Text: Autor unbekannt

GRAHAM COXON von BLUR sitzt einsam und traurig mit seiner Gitarre auf einem kleinen, grauen, müde und genauso traurig vor sich hin trottenden Eselchen. Er reitet bei Vollmond durch das vom Smog überlagerte Industriegebiet. GRAHAM lutscht ein Pfefferminzbonbon, aber traurig bleibt er immer noch, und wenn er nicht singt, bindet er die Gitarre einfach an den Schweif des langsam trottenden kleinen, traurigen, grauen Eselchens und läßt sie über den Asphalt scheppernd hinter sich herziehen.
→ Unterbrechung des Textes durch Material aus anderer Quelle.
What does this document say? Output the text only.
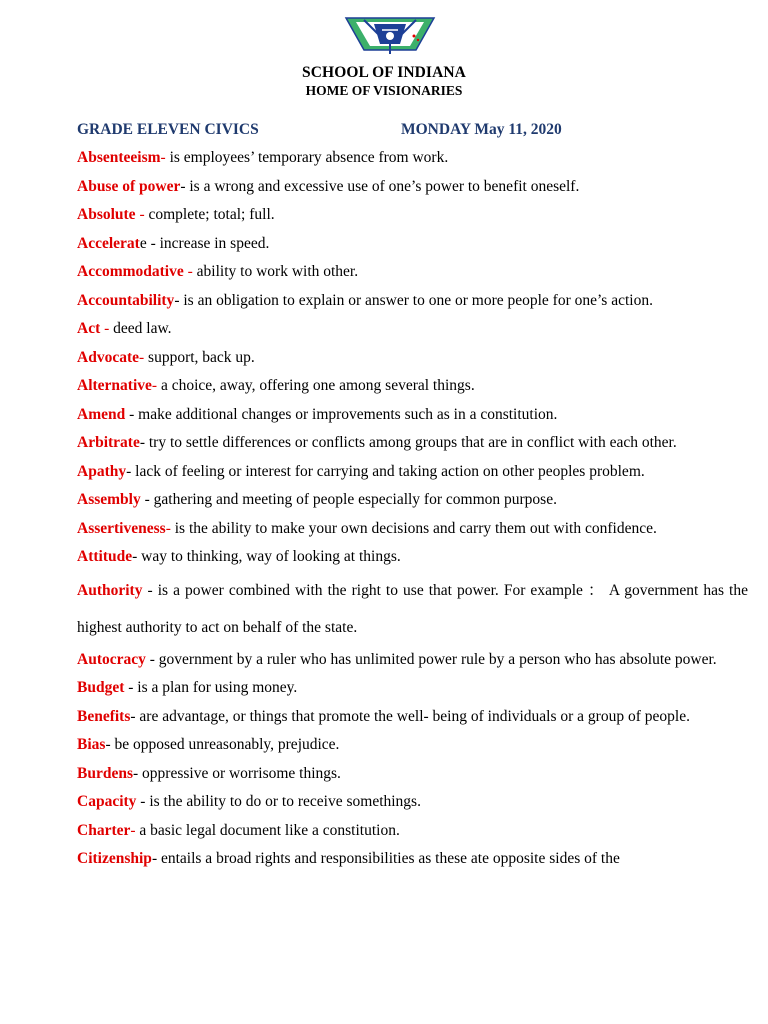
SCHOOL OF INDIANA
HOME OF VISIONARIES
GRADE ELEVEN CIVICS	MONDAY May 11, 2020
Absenteeism- is employees’ temporary absence from work.
Abuse of power- is a wrong and excessive use of one’s power to benefit oneself.
Absolute - complete; total; full.
Accelerate - increase in speed.
Accommodative - ability to work with other.
Accountability- is an obligation to explain or answer to one or more people for one’s action.
Act - deed law.
Advocate- support, back up.
Alternative- a choice, away, offering one among several things.
Amend - make additional changes or improvements such as in a constitution.
Arbitrate- try to settle differences or conflicts among groups that are in conflict with each other.
Apathy- lack of feeling or interest for carrying and taking action on other peoples problem.
Assembly - gathering and meeting of people especially for common purpose.
Assertiveness- is the ability to make your own decisions and carry them out with confidence.
Attitude- way to thinking, way of looking at things.
Authority - is a power combined with the right to use that power. For example ： A government has the highest authority to act on behalf of the state.
Autocracy - government by a ruler who has unlimited power rule by a person who has absolute power.
Budget - is a plan for using money.
Benefits- are advantage, or things that promote the well- being of individuals or a group of people.
Bias- be opposed unreasonably, prejudice.
Burdens- oppressive or worrisome things.
Capacity - is the ability to do or to receive somethings.
Charter- a basic legal document like a constitution.
Citizenship- entails a broad rights and responsibilities as these ate opposite sides of the
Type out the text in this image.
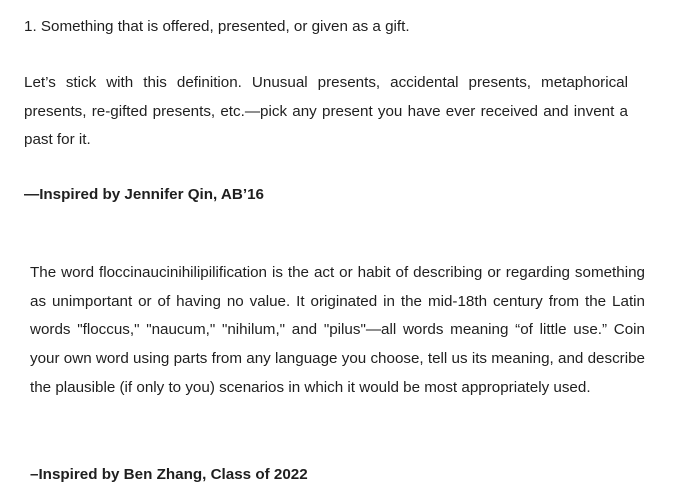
1. Something that is offered, presented, or given as a gift.

Let’s stick with this definition. Unusual presents, accidental presents, metaphorical presents, re-gifted presents, etc.—pick any present you have ever received and invent a past for it.

—Inspired by Jennifer Qin, AB’16

The word floccinaucinihilipilification is the act or habit of describing or regarding something as unimportant or of having no value. It originated in the mid-18th century from the Latin words "floccus," "naucum," "nihilum," and "pilus"—all words meaning “of little use.” Coin your own word using parts from any language you choose, tell us its meaning, and describe the plausible (if only to you) scenarios in which it would be most appropriately used.

–Inspired by Ben Zhang, Class of 2022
Im Industrieabwasserkanal neben der Straße treiben die Leichen von NICK DRAKE, BILL CALLAHAN und ein, zwei Backenzähne von CAT STEVENS. Das Eselchen hat eine Träne im Auge.
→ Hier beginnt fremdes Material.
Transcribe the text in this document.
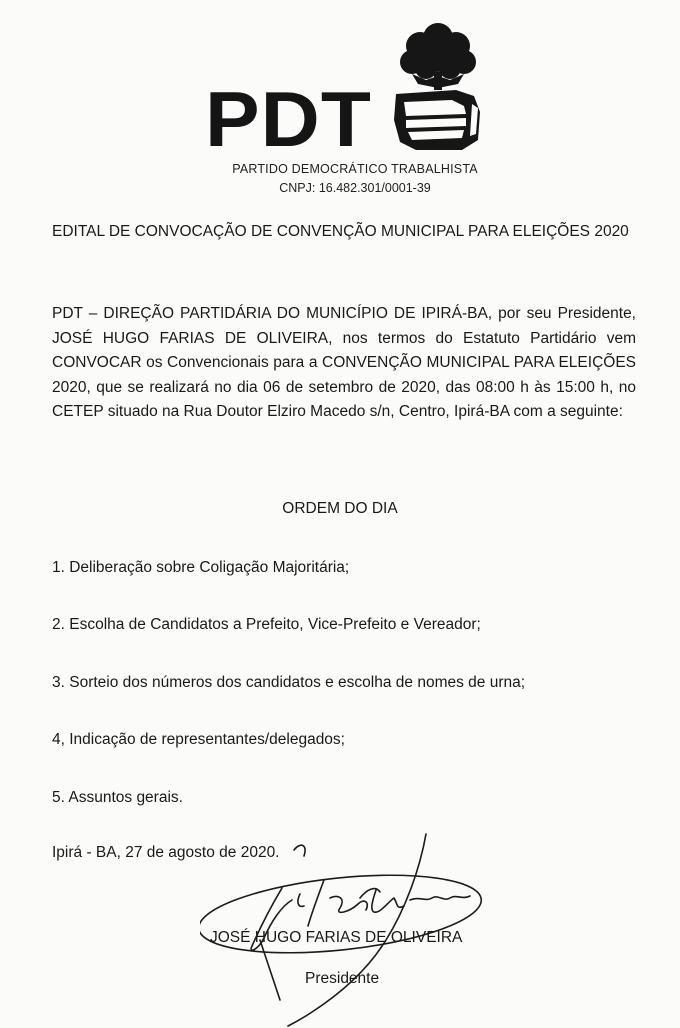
PDT
PARTIDO DEMOCRÁTICO TRABALHISTA
CNPJ: 16.482.301/0001-39
EDITAL DE CONVOCAÇÃO DE CONVENÇÃO MUNICIPAL PARA ELEIÇÕES 2020
PDT – DIREÇÃO PARTIDÁRIA DO MUNICÍPIO DE IPIRÁ-BA, por seu Presidente, JOSÉ HUGO FARIAS DE OLIVEIRA, nos termos do Estatuto Partidário vem CONVOCAR os Convencionais para a CONVENÇÃO MUNICIPAL PARA ELEIÇÕES 2020, que se realizará no dia 06 de setembro de 2020, das 08:00 h às 15:00 h, no CETEP situado na Rua Doutor Elziro Macedo s/n, Centro, Ipirá-BA com a seguinte:
ORDEM DO DIA
1. Deliberação sobre Coligação Majoritária;
2. Escolha de Candidatos a Prefeito, Vice-Prefeito e Vereador;
3. Sorteio dos números dos candidatos e escolha de nomes de urna;
4, Indicação de representantes/delegados;
5. Assuntos gerais.
Ipirá - BA, 27 de agosto de 2020.
JOSÉ HUGO FARIAS DE OLIVEIRA
Presidente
Können Zähne schwimmen? An den Straßenlaternen baumeln die leblosen Körper asthenischer 17jähriger, von unerfüllter Liebe zerfleischt in den Suizid getrieben. Der Rezensent nimmt zur späten Stunde einen weiteren tiefen Schluck Whiskey - brennt auf der tabakzerfressenen Zunge wie diese Platte im Herzen - und freut sich über solch ein wunderbares Stück Musik, fragil, sensitiv, über weite Strecken rein akustisch und, abgesehen von der Singleauskopplung \"I Whish\" (das als einzig erspürbare BLUR-Referenz die Laut-Leise-Dynamik von \"Song 2\" aufgreift), tief, aber angenehm traurig. Per asthma ad astra.